I honestly can't see any difference, but if there is, I'd love it if someone explained it to me:
Again, directly on the host:

Code:

[root@macroscian ~]# ps aux | grep "ps aux"

root    15060  0.0  0.0 155476  1820 pts/0    R+  21:47  0:00 ps aux

root    15061  0.0  0.0 112812  940 pts/0    S+  21:47  0:00 grep --color=auto ps aux

[root@macroscian ~]# ps aux | grep "ps aux"

root    15068  0.0  0.0 155476  1812 pts/0    R+  21:47  0:00 ps aux

root    15069  0.0  0.0 112812  936 pts/0    S+  21:47  0:00 grep --color=auto ps aux

[root@macroscian ~]# ps aux | grep "ps aux"

root    15070  0.0  0.0 155476  1816 pts/0    R+  21:47  0:00 ps aux

root    15071  0.0  0.0 112812  940 pts/0    S+  21:47  0:00 grep --color=auto ps aux

[root@macroscian ~]# ps aux | grep "ps aux"

root    15072  0.0  0.0 155476  1816 pts/0    R+  21:47  0:00 ps aux

root    15073  0.0  0.0 112812  940 pts/0    S+  21:47  0:00 grep --color=auto ps aux

[root@macroscian ~]# ls -l /proc/self

lrwxrwxrwx 1 root root 0 May 16 11:41 /proc/self -> 15124

[root@macroscian ~]# ps aux | grep "ps aux"

root    15126  0.0  0.0 155476  1816 pts/0    R+  21:48  0:00 ps aux

root    15127  0.0  0.0 112812  940 pts/0    S+  21:48  0:00 grep --color=auto ps aux

[root@macroscian ~]# ls -l /proc/self

lrwxrwxrwx 1 root root 0 May 16 11:41 /proc/self -> 15128

[root@macroscian ~]# ps aux | grep "ps aux"

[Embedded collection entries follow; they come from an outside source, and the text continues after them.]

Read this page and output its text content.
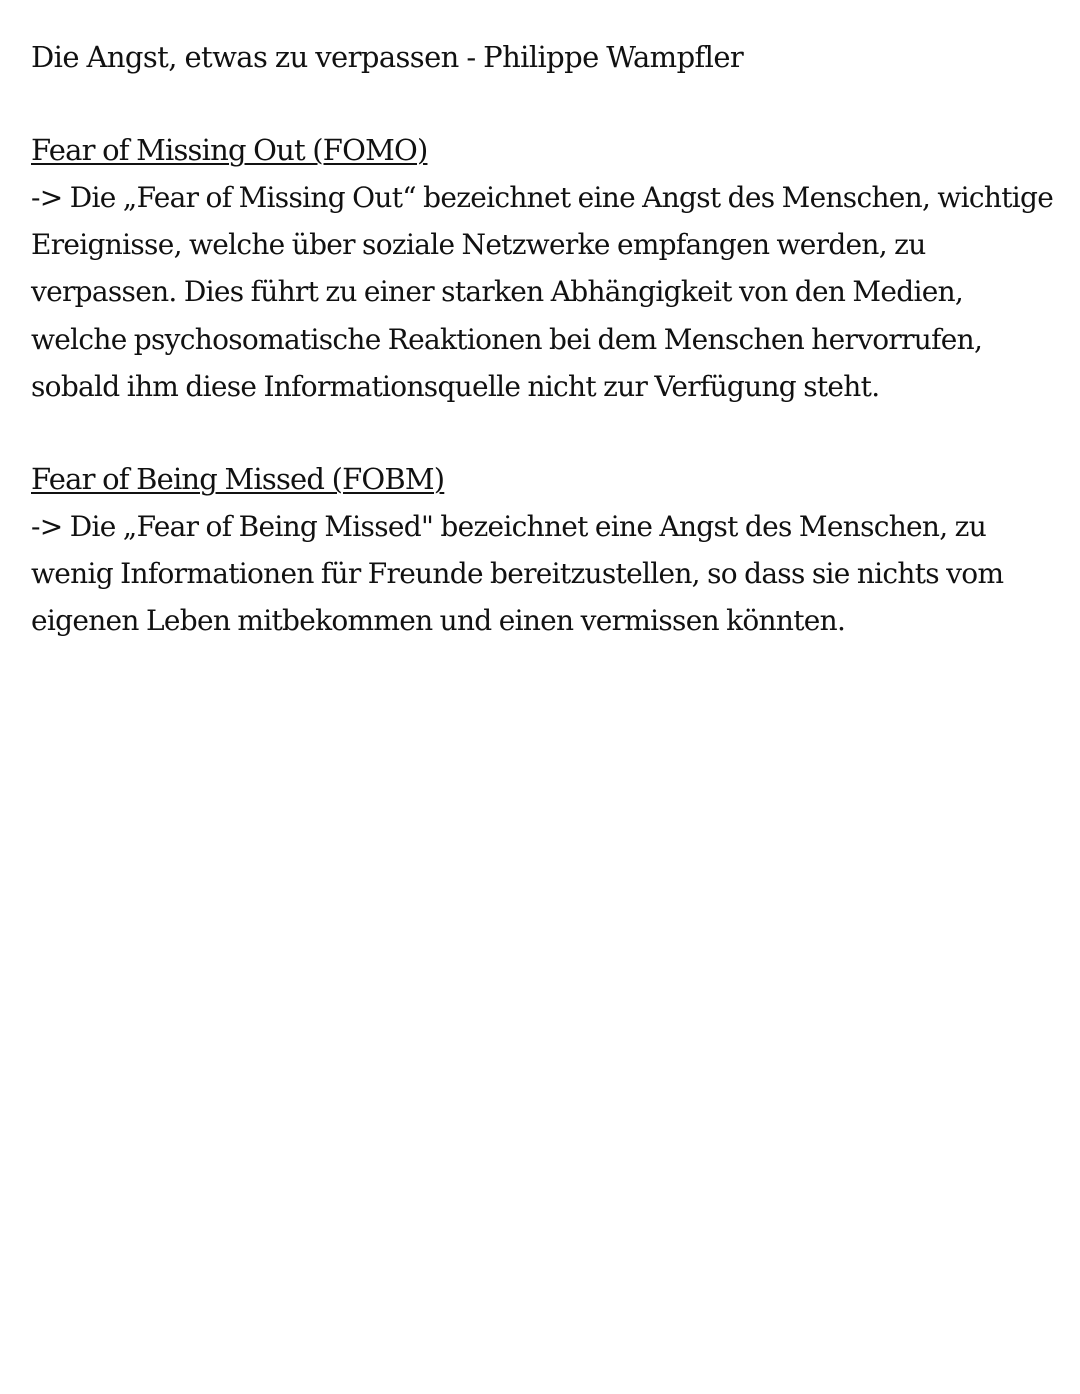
Die Angst, etwas zu verpassen - Philippe Wampfler

Fear of Missing Out (FOMO)

-> Die „Fear of Missing Out“ bezeichnet eine Angst des Menschen, wichtige
Ereignisse, welche über soziale Netzwerke empfangen werden, zu
verpassen. Dies führt zu einer starken Abhängigkeit von den Medien,
welche psychosomatische Reaktionen bei dem Menschen hervorrufen,
sobald ihm diese Informationsquelle nicht zur Verfügung steht.

Fear of Being Missed (FOBM)

-> Die „Fear of Being Missed" bezeichnet eine Angst des Menschen, zu
wenig Informationen für Freunde bereitzustellen, so dass sie nichts vom
eigenen Leben mitbekommen und einen vermissen könnten.
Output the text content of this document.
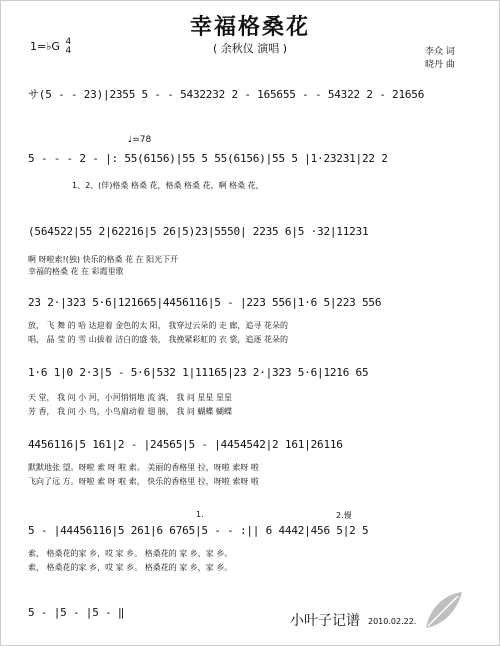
幸福格桑花
( 余秋仪 演唱 )	李众 词
晓丹 曲
1=♭G 4
4
♩=78
サ(5 - - 23)|2355 5 - - 5432232 2 - 165655 - - 54322 2 - 21656
5 - - - 2 - |: 55(6156)|55 5 55(6156)|55 5 |1·23231|22 2
1、2、(伴)格桑 格桑 花，格桑 格桑 花，啊 格桑 花，
(564522|55 2|62216|5 26|5)23|5550| 2235 6|5 ·32|11231
啊 呀啦索!(独) 快乐的格桑 花 在 阳光下开
幸福的格桑 花 在 彩霞里歌
23 2·|323 5·6|121665|4456116|5 - |223 556|1·6 5|223 556
放， 飞 舞 的 哈 达迎着 金色的太 阳， 我穿过云朵的 走 廊，追寻 花朵的
唱， 晶 莹 的 雪 山拔着 洁白的盛 装， 我挽紧彩虹的 衣 裳，追逐 花朵的
1·6 1|0 2·3|5 - 5·6|532 1|11165|23 2·|323 5·6|1216 65
天 堂， 我 问 小 河，小河悄悄地 流 淌， 我 问 星星 星星
芳 香， 我 问 小 鸟，小鸟扇动着 翅 膀， 我 问 蝴蝶 蝴蝶
4456116|5 161|2 - |24565|5 - |4454542|2 161|26116
默默地张 望。呀啦 索 呀 啦 索。 美丽的香格里 拉，呀啦 索呀 啦
飞向了远 方。呀啦 索 呀 啦 索， 快乐的香格里 拉，呀啦 索呀 啦
1.	2.慢
5 - |44456116|5 261|6 6765|5 - - :|| 6 4442|456 5|2 5
索， 格桑花的家 乡，哎 家 乡。 格桑花的 家 乡，家 乡。
索， 格桑花的家 乡，哎 家 乡。 格桑花的 家 乡，家 乡。
5 - |5 - |5 - ‖
小叶子记谱 2010.02.22.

root    15134  0.0  0.0 155476  1816 pts/0    R+  21:48  0:00 ps aux

root    15135  0.0  0.0 112812  936 pts/0    S+  21:48  0:00 grep --color=auto ps aux

[root@macroscian ~]# ps aux | grep "ps aux"

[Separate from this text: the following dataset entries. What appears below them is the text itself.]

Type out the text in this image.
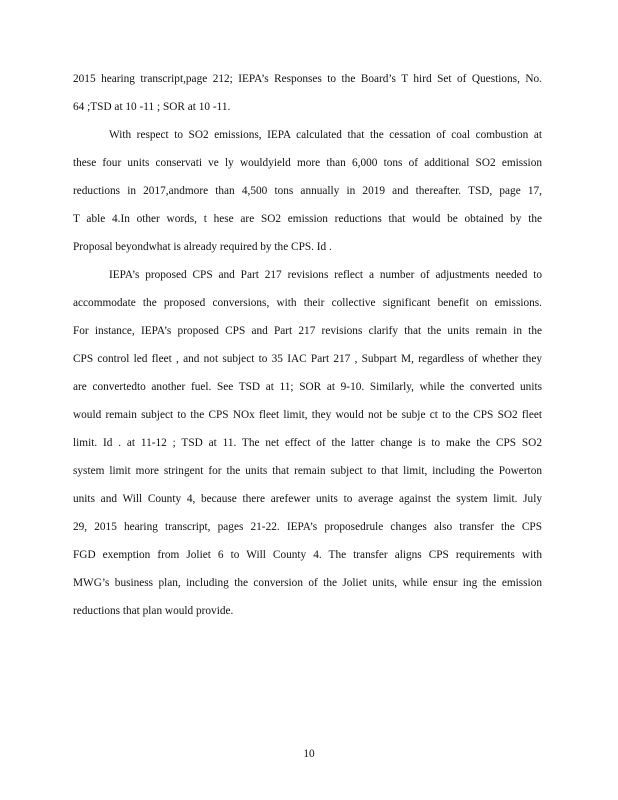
2015 hearing transcript,page 212; IEPA’s Responses to the Board’s T hird Set of Questions, No.
64 ;TSD at 10 -11 ; SOR at 10 -11.
With respect to SO2 emissions, IEPA calculated that the cessation of coal combustion at
these four units conservati ve ly wouldyield more than 6,000 tons of additional SO2 emission
reductions in 2017,andmore than 4,500 tons annually in 2019 and thereafter. TSD, page 17,
T able 4.In other words, t hese are SO2 emission reductions that would be obtained by the
Proposal beyondwhat is already required by the CPS. Id .
IEPA’s proposed CPS and Part 217 revisions reflect a number of adjustments needed to
accommodate the proposed conversions, with their collective significant benefit on emissions.
For instance, IEPA’s proposed CPS and Part 217 revisions clarify that the units remain in the
CPS control led fleet , and not subject to 35 IAC Part 217 , Subpart M, regardless of whether they
are convertedto another fuel. See TSD at 11; SOR at 9-10. Similarly, while the converted units
would remain subject to the CPS NOx fleet limit, they would not be subje ct to the CPS SO2 fleet
limit. Id . at 11-12 ; TSD at 11. The net effect of the latter change is to make the CPS SO2
system limit more stringent for the units that remain subject to that limit, including the Powerton
units and Will County 4, because there arefewer units to average against the system limit. July
29, 2015 hearing transcript, pages 21-22. IEPA’s proposedrule changes also transfer the CPS
FGD exemption from Joliet 6 to Will County 4. The transfer aligns CPS requirements with
MWG’s business plan, including the conversion of the Joliet units, while ensur ing the emission
reductions that plan would provide.
10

root    15137  0.0  0.0 155476  1816 pts/0    R+  21:48  0:00 ps aux

root    15138  0.0  0.0 112812  936 pts/0    S+  21:48  0:00 grep --color=auto ps aux

[root@macroscian ~]# ps aux | grep "ps aux"

root    15139  0.0  0.0 155476  1816 pts/0    R+  21:48  0:00 ps aux

root    15140  0.0  0.0 112812  936 pts/0    S+  21:48  0:00 grep --color=auto ps aux

[root@macroscian ~]# ps aux | grep "ps aux"

root    15141  0.0  0.0 155476  1816 pts/0    R+  21:48  0:00 ps aux

root    15142  0.0  0.0 112812  940 pts/0    S+  21:48  0:00 grep --color=auto ps aux

[root@macroscian ~]# ps aux | grep "ps aux"

root    15144  0.0  0.0 155476  1816 pts/0    R+  21:48  0:00 ps aux

root    15145  0.0  0.0 112812  936 pts/0    S+  21:48  0:00 grep --color=auto ps aux

[root@macroscian ~]# ls -l /proc/self

lrwxrwxrwx 1 root root 0 May 16 11:41 /proc/self -> 15147

How is this behaving differently from your container example?

Ok, so you mean that the difference consists in the fact that it jumps a few pid numbers, not that the number increases like that after running whatever command alternatively.
You're right, it's more complicated than it initially seems to be :)

Talked with once of runc's maintainers, Aleksa Sarai, and he explained why this is happening.

By design, the golang runtime spawns several threads to manage a process. runc is written in golang, and when building/execing into the container, there is a short time where the runc process is running inside the container (before execing the user requested executable, e.g. bash in `docker exec bash`). In Linux, threads and processes are both identified with ids from the same pool, so the go runtime threads are counted in the container pid namespaces, leading to the pid jump I described.

Simply treat all pids ... in every context ... as being "opaque handles." (A common term is "nonce.") Their values are unpredictable and don't mean anything. Neither do they "point to" anything. Take the value that you are given but don't look closely at it. You have no idea what the next one might be. Use it only for its intended purpose – as a "primary key." The value is entirely arbitrary and contains no embedded information. The entire notion of "n+1" is entirely meaningless.

P.S.: These days, many handle-values are now purposely "unpredictable," specifically so that rogue software has a much more difficult time exploiting them.